Pero después, una mínima duda y pasó: nada me dio más ganas de tener un hijo que saber que no podía tenerlo.
2/ La caída
La tasa de natalidad en Argentina viene en caída libre desde el año 2014. El decrecimiento es abrupto: en 2023, el número de nacidos vivos fue de un 48 % menos en relación con el año 2000. La caída en la natalidad de la ciudad de Buenos Aires —un dato más actualizado— muestra lo mismo: hacia 2025 los nacimientos fueron un 48 % menos que en el 2016.
A pesar de que hace tiempo este dato es muy conocido, está hoy en el centro de la agenda.
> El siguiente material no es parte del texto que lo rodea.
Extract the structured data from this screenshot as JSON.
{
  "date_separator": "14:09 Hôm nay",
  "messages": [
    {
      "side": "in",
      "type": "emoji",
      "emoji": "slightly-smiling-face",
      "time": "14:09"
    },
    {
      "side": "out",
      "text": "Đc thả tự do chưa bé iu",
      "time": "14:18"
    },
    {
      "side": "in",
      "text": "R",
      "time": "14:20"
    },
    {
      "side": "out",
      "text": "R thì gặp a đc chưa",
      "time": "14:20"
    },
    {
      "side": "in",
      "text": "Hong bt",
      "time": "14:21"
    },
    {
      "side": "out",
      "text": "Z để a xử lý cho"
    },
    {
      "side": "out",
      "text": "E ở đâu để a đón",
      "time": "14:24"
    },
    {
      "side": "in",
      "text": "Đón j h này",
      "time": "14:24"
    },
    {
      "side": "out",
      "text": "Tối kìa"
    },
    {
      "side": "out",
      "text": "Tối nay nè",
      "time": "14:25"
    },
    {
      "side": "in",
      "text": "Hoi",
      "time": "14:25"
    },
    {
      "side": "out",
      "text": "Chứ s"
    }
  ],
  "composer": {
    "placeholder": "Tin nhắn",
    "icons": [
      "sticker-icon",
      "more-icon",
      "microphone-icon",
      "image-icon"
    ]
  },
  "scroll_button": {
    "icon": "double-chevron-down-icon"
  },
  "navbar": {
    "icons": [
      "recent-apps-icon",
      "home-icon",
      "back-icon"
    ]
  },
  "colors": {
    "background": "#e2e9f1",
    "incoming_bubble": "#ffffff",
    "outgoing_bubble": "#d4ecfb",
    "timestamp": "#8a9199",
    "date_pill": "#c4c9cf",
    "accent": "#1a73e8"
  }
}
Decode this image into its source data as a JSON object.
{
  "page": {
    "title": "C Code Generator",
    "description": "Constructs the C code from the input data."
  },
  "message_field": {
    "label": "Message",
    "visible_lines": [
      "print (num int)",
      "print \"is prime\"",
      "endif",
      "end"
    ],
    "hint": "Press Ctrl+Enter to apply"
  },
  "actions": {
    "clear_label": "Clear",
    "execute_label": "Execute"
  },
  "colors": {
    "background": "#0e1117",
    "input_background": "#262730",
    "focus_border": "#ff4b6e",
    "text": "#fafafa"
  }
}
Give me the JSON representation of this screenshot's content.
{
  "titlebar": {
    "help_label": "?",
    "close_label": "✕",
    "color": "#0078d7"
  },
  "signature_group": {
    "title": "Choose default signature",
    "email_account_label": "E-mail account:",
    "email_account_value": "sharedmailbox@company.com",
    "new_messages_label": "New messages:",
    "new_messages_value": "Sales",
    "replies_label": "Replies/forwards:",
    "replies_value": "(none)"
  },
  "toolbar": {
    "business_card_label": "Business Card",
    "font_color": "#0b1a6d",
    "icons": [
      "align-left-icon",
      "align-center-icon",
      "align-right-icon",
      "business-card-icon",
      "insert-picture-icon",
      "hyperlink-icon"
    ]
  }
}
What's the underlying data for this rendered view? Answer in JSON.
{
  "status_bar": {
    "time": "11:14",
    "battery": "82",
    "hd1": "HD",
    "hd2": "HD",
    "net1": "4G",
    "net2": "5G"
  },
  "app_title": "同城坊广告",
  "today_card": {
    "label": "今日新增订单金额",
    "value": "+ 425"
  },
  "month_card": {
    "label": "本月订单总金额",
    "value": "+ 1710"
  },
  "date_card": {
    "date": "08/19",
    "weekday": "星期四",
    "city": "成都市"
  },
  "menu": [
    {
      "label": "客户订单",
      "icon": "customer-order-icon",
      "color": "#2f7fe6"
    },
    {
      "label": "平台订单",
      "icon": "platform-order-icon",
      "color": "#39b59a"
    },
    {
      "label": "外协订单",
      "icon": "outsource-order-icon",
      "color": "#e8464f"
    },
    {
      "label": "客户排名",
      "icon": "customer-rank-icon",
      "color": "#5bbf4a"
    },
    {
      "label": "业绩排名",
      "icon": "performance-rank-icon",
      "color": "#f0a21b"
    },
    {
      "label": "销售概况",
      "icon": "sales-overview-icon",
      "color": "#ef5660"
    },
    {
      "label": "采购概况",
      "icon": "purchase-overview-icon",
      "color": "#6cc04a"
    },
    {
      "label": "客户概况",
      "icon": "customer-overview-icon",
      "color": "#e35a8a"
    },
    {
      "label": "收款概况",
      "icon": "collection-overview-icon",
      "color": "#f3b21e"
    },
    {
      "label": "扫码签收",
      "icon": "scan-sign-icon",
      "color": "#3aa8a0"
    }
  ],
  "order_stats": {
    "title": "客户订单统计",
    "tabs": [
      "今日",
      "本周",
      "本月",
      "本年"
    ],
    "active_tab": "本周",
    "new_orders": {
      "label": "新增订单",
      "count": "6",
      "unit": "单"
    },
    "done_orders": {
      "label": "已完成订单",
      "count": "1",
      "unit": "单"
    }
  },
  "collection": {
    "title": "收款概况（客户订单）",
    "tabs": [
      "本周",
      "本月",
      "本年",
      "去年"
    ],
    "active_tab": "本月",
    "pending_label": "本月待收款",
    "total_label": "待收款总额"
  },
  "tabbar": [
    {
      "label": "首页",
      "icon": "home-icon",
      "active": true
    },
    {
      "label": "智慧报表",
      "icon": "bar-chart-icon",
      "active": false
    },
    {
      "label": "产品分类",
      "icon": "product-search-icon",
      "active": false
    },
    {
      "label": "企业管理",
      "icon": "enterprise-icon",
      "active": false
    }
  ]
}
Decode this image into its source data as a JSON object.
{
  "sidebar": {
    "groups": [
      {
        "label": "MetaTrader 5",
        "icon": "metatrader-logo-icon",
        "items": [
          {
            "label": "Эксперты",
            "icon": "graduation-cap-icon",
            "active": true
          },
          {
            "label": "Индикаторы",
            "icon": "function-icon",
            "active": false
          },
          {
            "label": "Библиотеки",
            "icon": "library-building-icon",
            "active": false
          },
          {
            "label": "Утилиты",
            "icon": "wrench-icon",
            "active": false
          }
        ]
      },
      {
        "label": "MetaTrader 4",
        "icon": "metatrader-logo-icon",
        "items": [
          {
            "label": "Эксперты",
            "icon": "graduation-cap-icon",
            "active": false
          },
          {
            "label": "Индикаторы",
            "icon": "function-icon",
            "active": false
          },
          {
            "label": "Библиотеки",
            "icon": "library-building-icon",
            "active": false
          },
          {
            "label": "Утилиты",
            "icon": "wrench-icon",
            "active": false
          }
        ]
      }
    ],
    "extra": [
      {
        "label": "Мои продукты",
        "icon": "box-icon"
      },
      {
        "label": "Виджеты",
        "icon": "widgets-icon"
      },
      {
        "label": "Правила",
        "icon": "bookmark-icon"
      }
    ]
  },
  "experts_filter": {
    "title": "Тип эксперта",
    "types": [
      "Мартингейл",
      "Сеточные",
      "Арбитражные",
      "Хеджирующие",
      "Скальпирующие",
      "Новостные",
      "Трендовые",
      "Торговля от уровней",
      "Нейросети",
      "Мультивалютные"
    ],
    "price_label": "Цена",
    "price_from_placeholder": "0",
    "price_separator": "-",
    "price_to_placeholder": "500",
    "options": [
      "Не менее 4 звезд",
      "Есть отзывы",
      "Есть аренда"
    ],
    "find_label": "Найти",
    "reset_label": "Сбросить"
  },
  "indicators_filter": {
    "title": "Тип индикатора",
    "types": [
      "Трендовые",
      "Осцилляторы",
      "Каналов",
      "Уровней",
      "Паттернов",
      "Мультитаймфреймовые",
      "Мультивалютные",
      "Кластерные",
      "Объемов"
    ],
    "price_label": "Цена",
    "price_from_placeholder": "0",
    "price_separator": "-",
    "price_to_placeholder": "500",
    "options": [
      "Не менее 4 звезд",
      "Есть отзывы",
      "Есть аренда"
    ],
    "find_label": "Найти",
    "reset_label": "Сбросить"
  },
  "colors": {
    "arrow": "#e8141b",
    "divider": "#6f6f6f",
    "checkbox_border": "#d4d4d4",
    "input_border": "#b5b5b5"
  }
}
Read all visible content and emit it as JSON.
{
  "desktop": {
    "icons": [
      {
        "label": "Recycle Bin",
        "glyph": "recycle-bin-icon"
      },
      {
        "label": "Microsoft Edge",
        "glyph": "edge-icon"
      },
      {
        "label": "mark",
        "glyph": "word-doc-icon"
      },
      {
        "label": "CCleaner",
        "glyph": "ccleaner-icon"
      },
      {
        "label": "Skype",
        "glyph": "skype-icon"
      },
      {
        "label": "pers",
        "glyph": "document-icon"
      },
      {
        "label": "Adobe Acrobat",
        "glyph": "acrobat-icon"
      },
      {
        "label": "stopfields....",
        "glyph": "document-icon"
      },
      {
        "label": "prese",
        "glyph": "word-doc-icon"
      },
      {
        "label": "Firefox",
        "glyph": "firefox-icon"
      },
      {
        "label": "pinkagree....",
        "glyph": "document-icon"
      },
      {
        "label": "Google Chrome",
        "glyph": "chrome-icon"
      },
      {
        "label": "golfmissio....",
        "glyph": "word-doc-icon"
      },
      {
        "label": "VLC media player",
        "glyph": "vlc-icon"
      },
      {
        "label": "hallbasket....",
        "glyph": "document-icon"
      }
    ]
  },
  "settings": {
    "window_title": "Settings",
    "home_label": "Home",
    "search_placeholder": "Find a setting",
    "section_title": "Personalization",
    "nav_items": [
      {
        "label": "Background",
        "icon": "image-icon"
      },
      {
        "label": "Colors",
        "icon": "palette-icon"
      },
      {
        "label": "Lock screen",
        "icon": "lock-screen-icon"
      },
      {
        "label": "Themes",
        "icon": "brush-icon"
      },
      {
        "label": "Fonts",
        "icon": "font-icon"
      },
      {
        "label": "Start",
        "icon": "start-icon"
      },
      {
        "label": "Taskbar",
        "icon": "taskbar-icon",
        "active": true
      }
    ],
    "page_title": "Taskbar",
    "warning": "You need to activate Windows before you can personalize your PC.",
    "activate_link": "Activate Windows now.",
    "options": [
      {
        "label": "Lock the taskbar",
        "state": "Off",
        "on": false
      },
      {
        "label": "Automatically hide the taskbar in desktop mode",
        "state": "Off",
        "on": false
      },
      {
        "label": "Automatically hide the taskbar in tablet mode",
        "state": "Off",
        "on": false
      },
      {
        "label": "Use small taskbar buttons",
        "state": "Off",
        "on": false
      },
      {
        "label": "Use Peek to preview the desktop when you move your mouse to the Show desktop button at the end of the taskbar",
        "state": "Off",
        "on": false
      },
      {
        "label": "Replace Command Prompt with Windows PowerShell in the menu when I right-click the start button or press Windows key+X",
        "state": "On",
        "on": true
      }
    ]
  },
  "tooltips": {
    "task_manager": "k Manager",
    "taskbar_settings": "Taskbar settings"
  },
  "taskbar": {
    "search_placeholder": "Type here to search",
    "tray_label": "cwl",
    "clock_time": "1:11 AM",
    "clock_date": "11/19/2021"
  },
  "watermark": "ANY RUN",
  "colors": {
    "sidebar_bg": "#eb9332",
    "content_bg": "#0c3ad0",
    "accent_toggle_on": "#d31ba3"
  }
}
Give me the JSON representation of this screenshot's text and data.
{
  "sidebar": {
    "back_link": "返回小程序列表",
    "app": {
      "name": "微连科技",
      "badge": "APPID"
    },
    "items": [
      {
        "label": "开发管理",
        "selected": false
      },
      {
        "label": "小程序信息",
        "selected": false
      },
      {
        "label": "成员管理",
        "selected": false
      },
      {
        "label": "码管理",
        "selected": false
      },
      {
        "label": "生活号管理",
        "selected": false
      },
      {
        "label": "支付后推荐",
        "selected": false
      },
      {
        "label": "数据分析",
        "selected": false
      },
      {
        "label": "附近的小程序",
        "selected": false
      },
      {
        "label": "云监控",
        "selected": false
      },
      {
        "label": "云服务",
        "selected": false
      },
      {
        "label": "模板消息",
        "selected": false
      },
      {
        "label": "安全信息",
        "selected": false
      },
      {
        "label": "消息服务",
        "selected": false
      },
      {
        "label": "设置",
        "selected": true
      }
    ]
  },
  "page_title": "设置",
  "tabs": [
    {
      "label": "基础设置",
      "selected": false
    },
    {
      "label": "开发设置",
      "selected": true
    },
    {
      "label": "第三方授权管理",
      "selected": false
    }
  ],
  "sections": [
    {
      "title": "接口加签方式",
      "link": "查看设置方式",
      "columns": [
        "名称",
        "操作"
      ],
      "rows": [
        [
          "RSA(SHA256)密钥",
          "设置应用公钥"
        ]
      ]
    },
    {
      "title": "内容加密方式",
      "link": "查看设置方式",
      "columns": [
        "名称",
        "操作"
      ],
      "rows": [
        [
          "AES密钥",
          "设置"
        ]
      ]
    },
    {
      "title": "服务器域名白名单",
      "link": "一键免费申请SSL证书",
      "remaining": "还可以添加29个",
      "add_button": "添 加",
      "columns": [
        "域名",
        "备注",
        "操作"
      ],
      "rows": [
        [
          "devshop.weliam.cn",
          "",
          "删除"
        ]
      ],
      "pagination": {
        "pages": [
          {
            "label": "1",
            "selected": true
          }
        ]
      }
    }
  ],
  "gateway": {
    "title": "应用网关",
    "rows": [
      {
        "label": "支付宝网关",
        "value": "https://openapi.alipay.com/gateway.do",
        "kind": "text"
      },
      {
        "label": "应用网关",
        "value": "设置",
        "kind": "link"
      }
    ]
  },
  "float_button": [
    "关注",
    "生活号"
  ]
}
Podríamos decir que se puso en el candelero como si fuera algo urgente cuando los sectores más conservadores de la política lo catalogaron como una tragedia causada por el aborto y etcétera. Pero no sería del todo justo, porque la caída de la natalidad también está en agenda a nivel global y es el foco de angustias, preocupaciones y alegrías de muchos gobiernos de distintos signos políticos, hacedores de política pública, académicos y activistas. Quizás, lo más interesante para pensar es en qué medida representa un problema, para quién no lo es y, en todo caso, que nos está diciendo acerca de nosotros mismos.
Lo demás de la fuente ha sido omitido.